Evolution: gaps are very real (Introduction)

by dhw, Tuesday, June 27, 2017, 14:49 (2707 days ago) @ David Turell

dhw: Thank you for this reasoned approach. I will begin my reply by acknowledging as always that it is a hypothesis for which there is no more evidence than there is for your own.

1)If God gave a complete mechanism for evolution to all organisms, then God is really in control and exists.
Dhw: I am not proposing a “complete mechanism” for evolution, but an autonomous, inventive intelligence potentially enabling individual cell communities (organisms) to restructure themselves in accordance with environmental demands or opportunities.
DAVID: You have avoided again the complex planning to explain the gaps in evolution. All existing evidence does not find the capacity to plan to that degree.

I keep repeating that the mechanism is responsive – no complex planning involved. At one point you agreed that your God may have worked through responsive dabbling – again, no advanced planning involved. But you hurriedly withdrew your agreement the next day by claiming that responsive dabbling also meant advanced planning! (See the “whale” thread for your latest variation on the subject.) As regards evidence, I have repeatedly acknowledged that there is no more evidence for my hypothesis than there is for yours, as at the top of this post.

2)From a practical standpoint it implies an enormous software available from the beginning of life to accomplish eh complex planning for the gaps in evolution and its necessary responses to environmental challenges.
dhw: This criticism is applicable to your own hypothesis, but not to mine! Yours is the unbelievably enormous software for all species, lifestyles, saltations, environmental changes for the last 3.8 billion years. In mine there is no complex advance planning, but an endless sequence and variety of individual responses (successful or unsuccessful) to environmental conditions.
DAVID: Back to itty-bitty steps, no evidence just gaps. Unbelievably enormous software, from God, why not?

My hypothesis says nothing about itty-bitty steps. I accept the concept of saltations. If you say “why not?” to an unbelievable hypothesis, I can say “why not?” to a hypothesis which at least is an extension of scientific fact (there IS a mechanism whereby organisms rapidly change themselves in order to adapt to new conditions), and which draws on the conclusions – albeit controversial – of certain eminent experts in the field, who claim that cells/cell communities are sentient, intelligent, decision-making, cognitive beings.

3)It requires that this innate mechanism create consciousness.
Dhw: No, consciousness is an essential component of the mechanism which in my theistic version has been supplied by God, but this must not be equated with human self-awareness. […] I accept your scepticism, but not your outright dismissal.
DAVID: My outright dismissal continues. Shapiro's bacteria make simple responses in their DNA modifications, and remain bacteria.

And he calls this “large organisms chauvinism”. In any case, your objection was wrong. My hypothesis does not require the mechanism to create consciousness. In my theistic version, your God has already supplied the consciousness.

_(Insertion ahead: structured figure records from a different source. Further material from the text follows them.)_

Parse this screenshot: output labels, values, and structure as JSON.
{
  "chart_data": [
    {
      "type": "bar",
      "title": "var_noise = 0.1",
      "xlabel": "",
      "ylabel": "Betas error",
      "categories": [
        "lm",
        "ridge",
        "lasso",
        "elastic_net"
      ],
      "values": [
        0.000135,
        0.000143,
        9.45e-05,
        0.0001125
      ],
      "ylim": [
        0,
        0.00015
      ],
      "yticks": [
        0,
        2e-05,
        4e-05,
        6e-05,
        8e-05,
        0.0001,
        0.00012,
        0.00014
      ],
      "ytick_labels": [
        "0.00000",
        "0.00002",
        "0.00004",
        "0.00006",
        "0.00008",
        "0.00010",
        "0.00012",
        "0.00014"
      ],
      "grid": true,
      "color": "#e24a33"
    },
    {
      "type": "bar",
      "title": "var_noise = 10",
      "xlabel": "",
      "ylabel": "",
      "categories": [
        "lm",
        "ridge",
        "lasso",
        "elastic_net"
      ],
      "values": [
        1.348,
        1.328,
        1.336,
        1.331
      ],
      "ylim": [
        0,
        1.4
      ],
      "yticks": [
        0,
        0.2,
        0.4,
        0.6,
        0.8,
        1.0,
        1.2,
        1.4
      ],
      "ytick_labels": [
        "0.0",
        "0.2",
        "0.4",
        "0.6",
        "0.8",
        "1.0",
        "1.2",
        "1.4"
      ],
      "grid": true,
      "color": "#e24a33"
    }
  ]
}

4) It ignores the obvious teleology presented by the history (Nagel). There is no need for humans to appear. The historical tiny preparations for bipedalism go back 37 million years and offer no survival advantage to explain them, but teleology does.
dhw: I do not accept your “obvious” anthropocentric teleology. There was no “need” for ANY multicellular organism to appear, since bacteria have done very nicely. There is no evidence that early “tiny preparations” for bipedalism offered no advantages.
DAVID: Did you carefully look at the tiny alterations? It is the same animal living the same lifestyle!

Then the tiny alterations are all the more incomprehensible. I thought you believed in saltations, not the itty-bitty steps you ridicule in your first response. My comment was based on Malassé’s conjectures, as below.

dhw: Malassé conjectures that even early hominins “may have been capable of conceptual and creative innovations”. The history shows hominins – just like pre-whales – developing stage by stage towards an optimum form.
DAVID: The 'stages' are huge gaps in brain size and bipedal alterations of the skeleton. Of course early hominins had concepts and innovations. You are again tying mind to the physical. The hominins did not will themselves into something better. They did not know what they did not know!

It is you who are tying mind to the physical by insisting that the physical gives rise to mental concepts. Every invention is the result of a mind producing a concept that had not been known before. You are arguing that every new concept resulted from an expansion of the brain. You may be right. But if you believe the mind lives on independently of the brain, the process has to be the other way round.